The U.S. Geological Survey (USGS) has called for greater public access to data on wastewater injection by oil and gas producers.
The agency highlighted the fact that large areas of the United States that were long considered geologically stable, with few or no earthquakes, have seen a significant increase in earthquake activity in recent years.
This rise in seismic activity, especially in the central United States, is not the result of natural processes, the USGS said. Instead, it has been caused by fluid injection associated with new technologies that enable the extraction of oil and gas from previously unproductive reservoirs.
The disposal of produced water, or wastewater, by deep injection occasionally results in earthquakes that are large enough to be felt, and sometimes these quakes cause damage.
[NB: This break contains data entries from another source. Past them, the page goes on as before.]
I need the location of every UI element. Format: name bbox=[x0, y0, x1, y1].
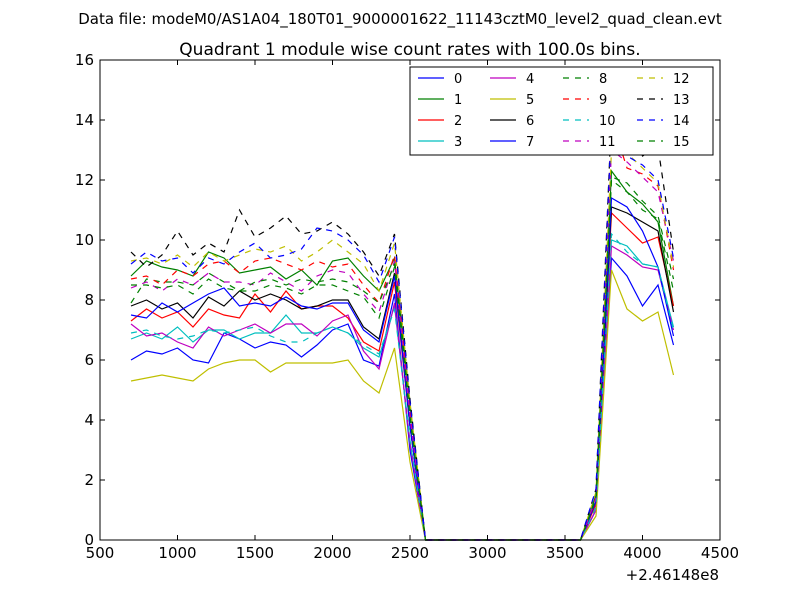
series-line-3 bbox=[130, 239, 675, 541]
legend-label-1: 1 bbox=[454, 93, 462, 108]
x-tick-label: 500 bbox=[86, 544, 115, 562]
legend-label-2: 2 bbox=[454, 114, 462, 129]
y-tick-label: 0 bbox=[84, 531, 94, 549]
legend-label-10: 10 bbox=[599, 114, 616, 129]
series-line-0 bbox=[130, 256, 675, 541]
series-line-8 bbox=[130, 178, 675, 541]
legend-label-5: 5 bbox=[526, 93, 534, 108]
legend-label-3: 3 bbox=[454, 135, 462, 150]
x-tick-label: 2000 bbox=[313, 544, 351, 562]
series-line-10 bbox=[130, 232, 675, 541]
chart-title: Quadrant 1 module wise count rates with … bbox=[179, 40, 640, 60]
series-line-11 bbox=[130, 148, 675, 541]
y-tick-label: 2 bbox=[84, 471, 94, 489]
x-tick-label: 1500 bbox=[236, 544, 274, 562]
x-tick-label: 4500 bbox=[701, 544, 739, 562]
legend-label-14: 14 bbox=[673, 114, 690, 129]
legend-box bbox=[409, 66, 714, 156]
legend-label-12: 12 bbox=[673, 72, 690, 87]
x-tick-label: 1000 bbox=[158, 544, 196, 562]
plot-frame bbox=[99, 59, 721, 541]
y-tick-label: 4 bbox=[84, 411, 94, 429]
legend-label-7: 7 bbox=[526, 135, 534, 150]
legend-label-15: 15 bbox=[673, 135, 690, 150]
series-line-15 bbox=[131, 176, 675, 541]
y-tick-label: 14 bbox=[75, 111, 94, 129]
axis-ticks: 500 1000 1500 2000 2500 3000 3500 4000 4500 0 2 4 6 8… bbox=[75, 51, 739, 562]
legend-label-4: 4 bbox=[526, 72, 534, 87]
legend-label-11: 11 bbox=[599, 135, 616, 150]
x-tick-label: 3000 bbox=[468, 544, 506, 562]
series-layer bbox=[130, 113, 675, 541]
y-tick-label: 16 bbox=[75, 51, 94, 69]
x-offset-label: +2.46148e8 bbox=[626, 566, 719, 584]
series-line-5 bbox=[130, 269, 675, 541]
legend-label-6: 6 bbox=[526, 114, 534, 129]
y-tick-label: 12 bbox=[75, 171, 94, 189]
y-tick-label: 8 bbox=[84, 291, 94, 309]
legend-label-8: 8 bbox=[599, 72, 607, 87]
x-tick-label: 2500 bbox=[391, 544, 429, 562]
y-tick-label: 10 bbox=[75, 231, 94, 249]
data-file-label: Data file: modeM0/AS1A04_180T01_90000016… bbox=[78, 10, 722, 29]
series-line-4 bbox=[130, 244, 675, 541]
x-tick-label: 4000 bbox=[623, 544, 661, 562]
x-tick-label: 3500 bbox=[546, 544, 584, 562]
series-line-14 bbox=[130, 122, 675, 541]
legend-label-0: 0 bbox=[454, 72, 462, 87]
y-tick-label: 6 bbox=[84, 351, 94, 369]
legend-label-13: 13 bbox=[673, 93, 690, 108]
legend-label-9: 9 bbox=[599, 93, 607, 108]
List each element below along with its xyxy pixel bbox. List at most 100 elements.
According to the USGS, deep injection of wastewater is the primary cause of the dramatic rise in detected earthquakes in the mid-continent.
A paper in Science, which followed a series of workshops led by scientists at the USGS in collaboration with the University of Colorado, Oklahoma Geological Survey and Lawrence Berkeley National Laboratory, suggests that it is possible to reduce the hazard of induced seismicity through management of injection activities.
As co-author Dr. William Ellsworth, a USGS geophysicist, explained, the main goal of the study was to bring about more cooperation among stakeholders — including the oil and gas industry, government agencies, the earth science community and the general public — for the common purpose of reducing the consequences of earthquakes induced by fluid injection.
The lead author of the study, USGS geophysicist Dr. Art McGarr, said: "In contrast to natural earthquake hazard, over which humans have no control, the hazard from induced seismicity can be reduced. Improved seismic networks and public access to fluid injection data will allow us to detect induced earthquake problems at an early stage, when seismic events are typically very small, so as to avoid larger and potentially more damaging earthquakes later on."
Co-author Dr. Barbara Bekins, a USGS hydrologist, stressed the importance of making all relevant information publicly accessible, "because only in this way can it be used to provide the timely guidance needed to reduce the hazard and consequences of induced earthquakes."